Small black bodied female carrot flies emerge from their pupae in spring, mate and lay their eggs in soil close to young carrots.
Once hatched, carrot fly larvae find a suitable carrot plant and burrow into its roots.
After reaching full size, they retreat to the soil to pupate and overwinter until the next spring when the cycle starts again.
Why Carrot Fly are a Pest.
carrot fly larvae leave a trail of rusty blown discolouration on the
surface of carrots and in the tunnels they make in the carrots root. They grow to a fully mature size of about 10mm long. A heavy infestation can ruin a crop of carrots.
A 4 year Crop rotation is a very important way of reducing the impact of carrot flies. By moving the carrots to a new bed each year, the carrot fly maggots are deprived of a food source.

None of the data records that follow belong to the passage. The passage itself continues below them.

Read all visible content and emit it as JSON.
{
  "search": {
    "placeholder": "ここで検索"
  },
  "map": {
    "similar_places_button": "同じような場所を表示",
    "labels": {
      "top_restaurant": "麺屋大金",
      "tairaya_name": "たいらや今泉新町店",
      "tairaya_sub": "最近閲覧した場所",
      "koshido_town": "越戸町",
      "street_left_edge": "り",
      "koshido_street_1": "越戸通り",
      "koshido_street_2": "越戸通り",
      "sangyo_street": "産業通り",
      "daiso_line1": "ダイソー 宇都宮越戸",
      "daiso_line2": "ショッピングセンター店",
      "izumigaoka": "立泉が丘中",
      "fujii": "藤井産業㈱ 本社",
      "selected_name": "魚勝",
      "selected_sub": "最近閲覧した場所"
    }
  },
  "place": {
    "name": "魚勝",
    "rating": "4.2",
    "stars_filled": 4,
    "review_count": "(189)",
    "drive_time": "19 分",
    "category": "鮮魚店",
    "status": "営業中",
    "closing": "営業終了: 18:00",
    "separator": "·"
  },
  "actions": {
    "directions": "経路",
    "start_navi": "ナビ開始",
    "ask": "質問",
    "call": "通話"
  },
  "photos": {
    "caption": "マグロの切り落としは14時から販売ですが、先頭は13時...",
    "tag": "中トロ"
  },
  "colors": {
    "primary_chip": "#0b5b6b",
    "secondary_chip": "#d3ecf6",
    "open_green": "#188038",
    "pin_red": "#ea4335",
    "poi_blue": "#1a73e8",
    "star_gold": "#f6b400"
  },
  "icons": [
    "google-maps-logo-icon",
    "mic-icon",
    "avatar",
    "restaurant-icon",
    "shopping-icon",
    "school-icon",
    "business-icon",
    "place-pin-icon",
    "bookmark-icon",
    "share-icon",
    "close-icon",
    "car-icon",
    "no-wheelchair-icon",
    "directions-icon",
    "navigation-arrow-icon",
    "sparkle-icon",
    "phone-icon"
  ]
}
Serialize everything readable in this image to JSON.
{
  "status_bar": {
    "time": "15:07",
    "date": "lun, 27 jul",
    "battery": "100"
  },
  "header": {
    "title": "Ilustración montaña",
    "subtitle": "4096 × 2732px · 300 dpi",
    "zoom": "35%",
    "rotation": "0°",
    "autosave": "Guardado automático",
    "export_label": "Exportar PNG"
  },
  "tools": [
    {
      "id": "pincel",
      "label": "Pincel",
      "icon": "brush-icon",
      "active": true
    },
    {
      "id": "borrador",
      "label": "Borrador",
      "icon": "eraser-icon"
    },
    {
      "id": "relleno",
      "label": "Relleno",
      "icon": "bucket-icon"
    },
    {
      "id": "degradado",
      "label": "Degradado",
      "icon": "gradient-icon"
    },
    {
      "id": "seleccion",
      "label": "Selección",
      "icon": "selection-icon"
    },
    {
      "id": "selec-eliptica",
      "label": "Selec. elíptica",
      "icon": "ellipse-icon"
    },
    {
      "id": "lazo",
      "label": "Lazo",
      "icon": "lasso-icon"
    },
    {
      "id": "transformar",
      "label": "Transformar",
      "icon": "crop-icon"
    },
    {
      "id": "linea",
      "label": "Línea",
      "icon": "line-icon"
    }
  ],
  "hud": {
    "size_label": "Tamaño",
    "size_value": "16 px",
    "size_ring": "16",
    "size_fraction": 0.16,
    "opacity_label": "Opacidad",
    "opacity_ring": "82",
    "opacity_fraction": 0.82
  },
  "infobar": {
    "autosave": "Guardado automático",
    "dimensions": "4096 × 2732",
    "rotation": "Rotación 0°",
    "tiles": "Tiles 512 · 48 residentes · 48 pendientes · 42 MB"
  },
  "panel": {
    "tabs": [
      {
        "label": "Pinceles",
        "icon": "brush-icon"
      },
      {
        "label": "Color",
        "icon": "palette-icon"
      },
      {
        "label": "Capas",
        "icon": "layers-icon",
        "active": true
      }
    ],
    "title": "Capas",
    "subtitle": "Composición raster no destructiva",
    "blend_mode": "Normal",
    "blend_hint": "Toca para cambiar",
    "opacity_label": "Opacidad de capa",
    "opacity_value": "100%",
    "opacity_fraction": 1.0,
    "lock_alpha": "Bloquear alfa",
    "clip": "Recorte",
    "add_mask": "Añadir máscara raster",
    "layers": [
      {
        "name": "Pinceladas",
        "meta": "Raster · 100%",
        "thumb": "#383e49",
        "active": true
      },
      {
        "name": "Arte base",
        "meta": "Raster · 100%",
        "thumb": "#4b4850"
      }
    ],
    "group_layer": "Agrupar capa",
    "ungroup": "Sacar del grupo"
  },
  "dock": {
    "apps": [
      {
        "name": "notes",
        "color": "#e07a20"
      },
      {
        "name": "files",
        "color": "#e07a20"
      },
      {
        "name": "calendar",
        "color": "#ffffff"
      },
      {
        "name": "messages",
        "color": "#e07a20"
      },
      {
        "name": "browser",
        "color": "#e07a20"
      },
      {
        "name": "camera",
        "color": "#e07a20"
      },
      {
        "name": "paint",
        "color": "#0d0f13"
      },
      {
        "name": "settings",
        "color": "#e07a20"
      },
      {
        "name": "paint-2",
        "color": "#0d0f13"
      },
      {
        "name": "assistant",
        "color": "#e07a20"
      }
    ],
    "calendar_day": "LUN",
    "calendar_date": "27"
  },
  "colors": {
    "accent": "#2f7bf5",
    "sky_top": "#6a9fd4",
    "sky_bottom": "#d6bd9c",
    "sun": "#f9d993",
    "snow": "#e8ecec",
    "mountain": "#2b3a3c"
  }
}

Carrot flies fly close to the ground and raised garden beds are a significant barrier to them finding new plantings of carrots.
Ecobed pest exclusion netting keeps carrot flies out of new beds. See my website "Gardening with Ecobeds" for information on making your own raised garden beds equipped with efficient pest exclusion frames.
Sow carrot seeds thinly to reduce the amount of thinning you have to do. When you do thin out your crop, cover any exposed roots with soil and dispose of thinnings immediately. You need to do this because the carrot fly is attracted by the scent of the exposed carrot root.
The onion family (alliums) are said to be good companions for carrots as their smell confuses the carrot fly when looking for new hosts. This is handy since they belong to the same group in my crop rotation and are always grown together in an Ecobed.
Good soil management can help control carrot fly. Steinernema spp, a predatory nematode which is common and lives in biologically active soil kills the carrot fly larvae.